Quantum computing is getting the headlines these days, with buzz among scientists of giga-powered number-crunching and unbreakable encryption.
The US National Security Agency (NSA) is reportedly advancing towards a quantum computer that could crack almost any conventional algorithm.
The NSA plans were leaked by contractor Edward Snowden and reported by The Washington Post on Thursday.
Details of its work remain sketchy, though. And the agency is only one of many players, both public and corporate, in a field that must overcome many hurdles before it can dethrone standard computing.
Conventional computers work by processing binary code—an information currency that exists in one of two states, either zero or 1.
Quantum computers, though, break free of the two-state constraints.
They harness the principle of quantum mechanics, when strange things occur through the state of an atom's spin, something called angular momentum.
In a quantum state, the atom goes into a condition called superposition. It can hold the value of zero or 1 or both values at the same time.
This juggling trick holds out the possibility of parallel processing on a massive scale.
An algorithm that a conventional supercomputer might take years to break could be cracked by so-called qubits, or quantum bits, in a fraction of the time.

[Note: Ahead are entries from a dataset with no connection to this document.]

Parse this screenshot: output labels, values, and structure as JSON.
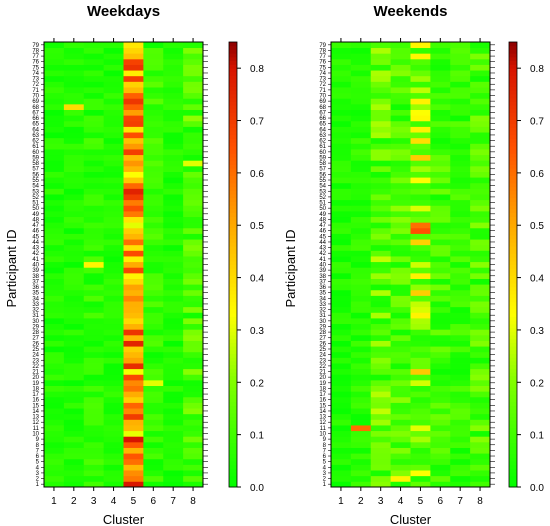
{
  "chart_data": [
    {
      "type": "heatmap",
      "title": "Weekdays",
      "xlabel": "Cluster",
      "ylabel": "Participant ID",
      "x_categories": [
        "1",
        "2",
        "3",
        "4",
        "5",
        "6",
        "7",
        "8"
      ],
      "y_range": [
        1,
        79
      ],
      "colorbar": {
        "min": 0.0,
        "max": 0.85,
        "ticks": [
          "0.0",
          "0.1",
          "0.2",
          "0.3",
          "0.4",
          "0.5",
          "0.6",
          "0.7",
          "0.8"
        ]
      },
      "cluster_profile_approx": [
        0.05,
        0.05,
        0.07,
        0.05,
        0.55,
        0.08,
        0.05,
        0.12
      ],
      "notable_values": [
        {
          "id": 68,
          "cluster": 2,
          "value": 0.4
        },
        {
          "id": 40,
          "cluster": 3,
          "value": 0.35
        },
        {
          "id": 19,
          "cluster": 6,
          "value": 0.3
        },
        {
          "id": 58,
          "cluster": 8,
          "value": 0.3
        }
      ]
    },
    {
      "type": "heatmap",
      "title": "Weekends",
      "xlabel": "Cluster",
      "ylabel": "Participant ID",
      "x_categories": [
        "1",
        "2",
        "3",
        "4",
        "5",
        "6",
        "7",
        "8"
      ],
      "y_range": [
        1,
        79
      ],
      "colorbar": {
        "min": 0.0,
        "max": 0.85,
        "ticks": [
          "0.0",
          "0.1",
          "0.2",
          "0.3",
          "0.4",
          "0.5",
          "0.6",
          "0.7",
          "0.8"
        ]
      },
      "cluster_profile_approx": [
        0.05,
        0.06,
        0.15,
        0.12,
        0.25,
        0.1,
        0.08,
        0.12
      ],
      "notable_values": [
        {
          "id": 11,
          "cluster": 2,
          "value": 0.6
        },
        {
          "id": 46,
          "cluster": 5,
          "value": 0.65
        },
        {
          "id": 47,
          "cluster": 5,
          "value": 0.6
        },
        {
          "id": 79,
          "cluster": 5,
          "value": 0.35
        },
        {
          "id": 2,
          "cluster": 4,
          "value": 0.35
        }
      ]
    }
  ]
}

"The special properties of qubits will allow quantum computers to work on millions of computations at once," says IBM. "For example, a single 250-qubit state contains more bits of information than there are atoms in the Universe."
Daunting engineering obstacles have to be overcome, though. In order to achieve the fragile quantum state, a cloud of atoms has to be cooled to near-absolute zero and controlled by pulses of laser.
Changes in temperature, electromagnetic waves and minute defects in material can all wreck the sought-after superposition that fuels the qubit.
Scaling up these computers from hugely expensive, highly protective labs represents "an enormous practical challenge," the Nobel jury said in 2012, when it awarded that year's physics prize for fundamental work on the quantum state.
Quantum's other big plus is a phenomenon called entanglement.
Particles created in a quantum state behave like psychic twins.
Even if they are far apart, a disturbance to one particle affects the other, a phenomenon that Einstein once called "spooky action at a distance."
Thus if a message sent in a quantum state is intercepted en route, the entanglement is destroyed—and alarm bells ring that someone is eavesdropping.
Achieving quantum cryptography
Entanglement is the big goal of quantum cryptography.
It holds out the possibility of creating a unique, one-time code shared only by sender and recipient that would be almost impossible to decrypt by an outsider. Better still, the message could not even be touched during transmission.
Even without entanglement, though, the quantum state can be useful in cryptography, said Philippe Grangier, a specialist in quantum optics at France's National Centre for Scientific Research (CNRS).
His team has done tests that sends a standard-encrypted message, along with a quantum-encrypted key, in squirts of light down a fibre-optic cable.
Once received, the key is then used to decode the message.
The technique uses the quantum signature in the key as a burglar alarm, Grangier said in a phone interview.
"Just the slightest interception of the data will reduce the size of the quantum key when it gets to the recipient, and the spy gets detected," said Grangier.
"The more the spy perseveres, the smaller the key becomes. Eventually, the connection is cut."
Their greatest length for transmission has been through a cable 80 kilometres (50 miles) long—a distance that is useful for local communications but still way too short for transcontinental use or more.
Going beyond this distance lies the conundrum of how to amplify a weakening light signal down a cable so that the data is repeated but does not lose its quantum state through interference.
Other techniques aim at overcoming the "repeater" problem by line of sight laser transmission, in theory to satellites in near-Earth orbit.